Author(s): Anastasios Stamou; Aikaterini Vourka; Peter Rutschmann; Nikolaos Skoulikidis; Christos Theodoropoulos
Keywords: Habitat models; Random Forests; Fuzzy Bayesian; Fuzzy logic; Boosted Regression Trees; Environmental flows
Abstract: Although various methods are currently available for modelling the habitat preferences of aquatic biota, studies comparing the performance of data-driven habitat models are limited.
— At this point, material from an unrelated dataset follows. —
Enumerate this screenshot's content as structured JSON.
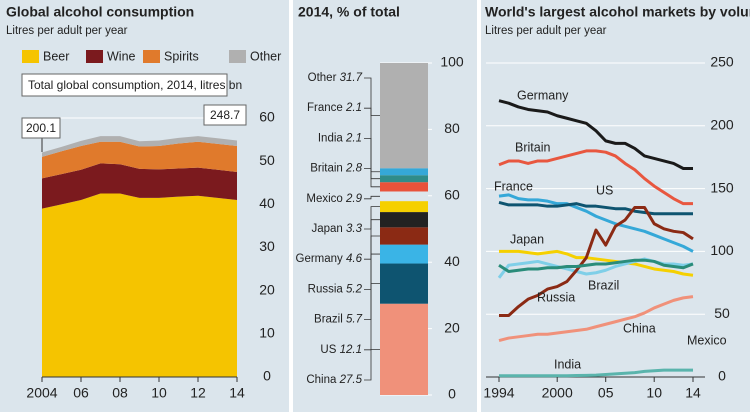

In this study, we assembled a benthic-macroinvertebrate microhabitat-preference dataset and used it to evaluate the predictive accuracy of regression-based univariate Habitat Suitability Curves (HSC), Boosted Regression Trees (BRT), Random Forests (RF), fuzzy-logic-based models using the weighted average (FLWA), maximum membership (FLMM), mean of maximum (FLM) and centroid (FLC) defuzzification algorithms and fuzzy rule-based Bayesian inference (FRB). The results show that the BRT model was the most accurate, closely followed by RF, FRB, FLM and FLMM while the FLC and FLWA algorithms had the lowest performance. However, due to the imbalanced nature of the dataset and in contrast to the fuzzy rule-based algorithms, the HSC, BRT and RF models failed to accurately predict the habitat suitability in low-scored microhabitats. We conclude that, given balanced datasets, BRT and RF can be effectively used in habitat suitability modelling. For imbalanced datasets, a properly adjusted RF model can be applied but when the input dataset is large enough to provide sufficient data-driven IF–THEN rules to train an FRB, FLMM or FLM algorithm, these models will produce the most accurate predictions.